Marketing and Customer Engagement

customer engagement

When I first started working in marketing technology, I engaged with clients via telephone, email, online and face-to-face meetings. That’s how they preferred to communicate with us, so that’s how we made ourselves available to them. Nowadays, customers have the ability to complain about your products and services via Twitter and Facebook. They want to spend less time on the phone and more time looking at their inbox. A hold time of two minutes until the next representative can speak with you is two minutes too long. We want answers and we want them now. Times have changed.

I think it’s pretty safe to say we have entirely changed the way we interact with brands. (i.e., Do you call the number on the back of a semi-truck to tell them what you think about their driving or do you tweet about it instead?) As a result, traditional CRM tools as we used to know them are, essentially, out of date. This is because marketing and sales teams are no longer solely managing customer relationships. In today’s consumer-driven world, marketers are now focused on creating and optimizing customer engagement across multiple marketing channels.

As a result, customer engagement is your now brand’s most valuable asset. With the relationship between marketing and customer engagement entering this new stage, there are several things organizations can do to smooth the transition.

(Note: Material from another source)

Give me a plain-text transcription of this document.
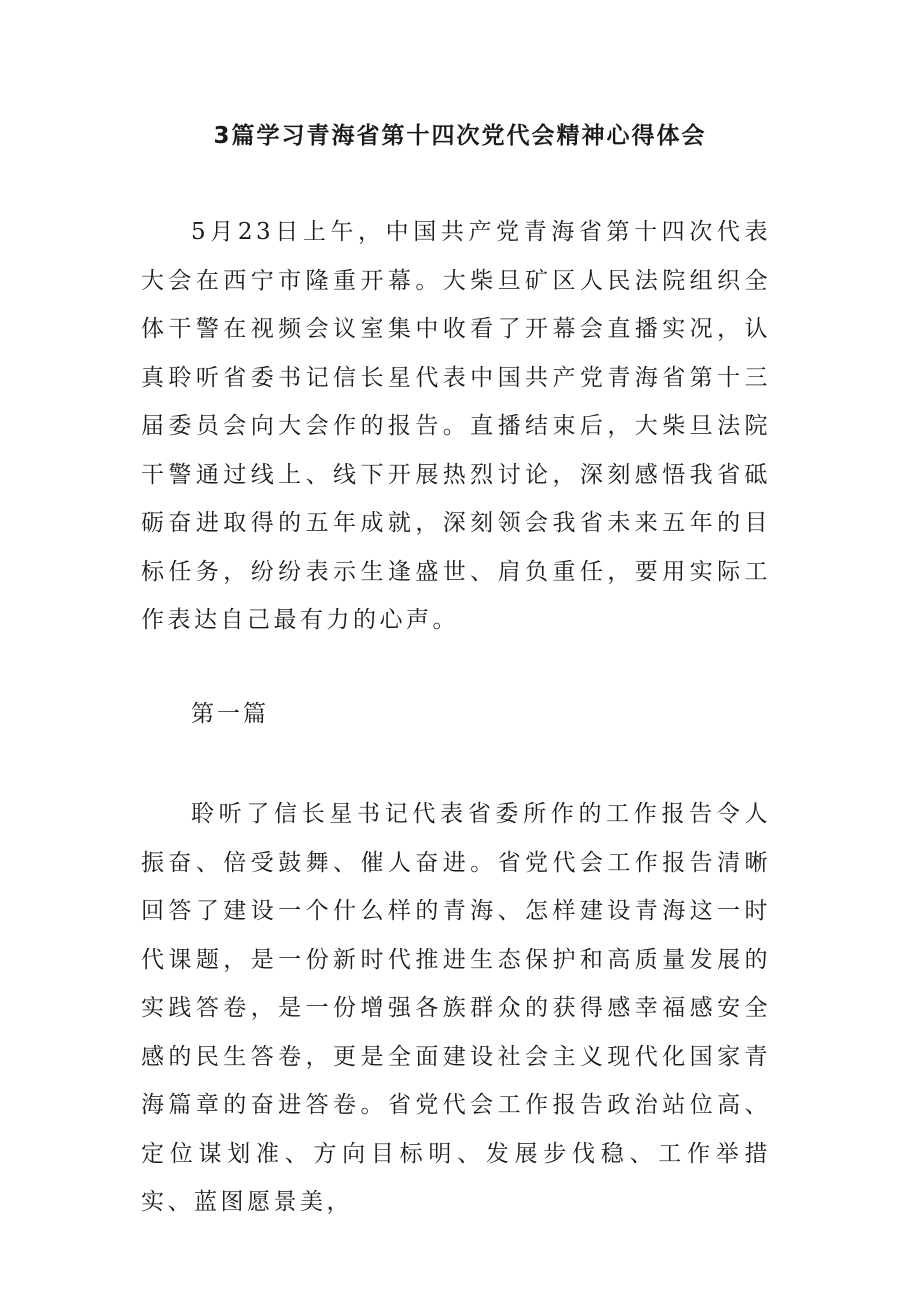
3篇学习青海省第十四次党代会精神心得体会

5月23日上午，中国共产党青海省第十四次代表大会在西宁市隆重开幕。大柴旦矿区人民法院组织全体干警在视频会议室集中收看了开幕会直播实况，认真聆听省委书记信长星代表中国共产党青海省第十三届委员会向大会作的报告。直播结束后，大柴旦法院干警通过线上、线下开展热烈讨论，深刻感悟我省砥砺奋进取得的五年成就，深刻领会我省未来五年的目标任务，纷纷表示生逢盛世、肩负重任，要用实际工作表达自己最有力的心声。

第一篇

聆听了信长星书记代表省委所作的工作报告令人振奋、倍受鼓舞、催人奋进。省党代会工作报告清晰回答了建设一个什么样的青海、怎样建设青海这一时代课题，是一份新时代推进生态保护和高质量发展的实践答卷，是一份增强各族群众的获得感幸福感安全感的民生答卷，更是全面建设社会主义现代化国家青海篇章的奋进答卷。省党代会工作报告政治站位高、定位谋划准、方向目标明、发展步伐稳、工作举措实、蓝图愿景美，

  • Deliver Consistency and Context. Deliver what you say you will and when you will. In addition, consistency is a key ingredient for social influence, brand loyalty, customer satisfaction and integrated marketing communications success. Consistent actions and messages deliver many positive benefits such as building trust and integrity, establishing authority, and improving revenue.
  • Build a strong CMO & CIO relationship. PricewaterhouseCoopers identified a strong CIO-CMO partnership as one of the five critical factors to maximizing your technology investments in their 6th Annual Digital IQ Survey. In their survey, 70% of companies in the top quartile for revenue growth, profitability, and innovation had strong relationships between the CIO and the CMO.
  • Empower marketing to execute on customer experience expectations. When marketers are given the right tools and insights, they can move beyond managing processes to developing a singular view of customers and linear customer journeys that are not in sync across channels. This enables marketing to improve personal interactions with customers, creating experiences that are consistent whether the customer clicks on a link provided in a tweet, visits the company website or meets face-to-face with a sales representative.

The changing relationship between marketing and customer engagement represents a permanent shift in the way brands relate to their customers. The best marketers will succeed by using advanced marketing solutions to develop a continuous cycle of listening to and engaging customers, while those who choose to disregard new technologies will fall behind.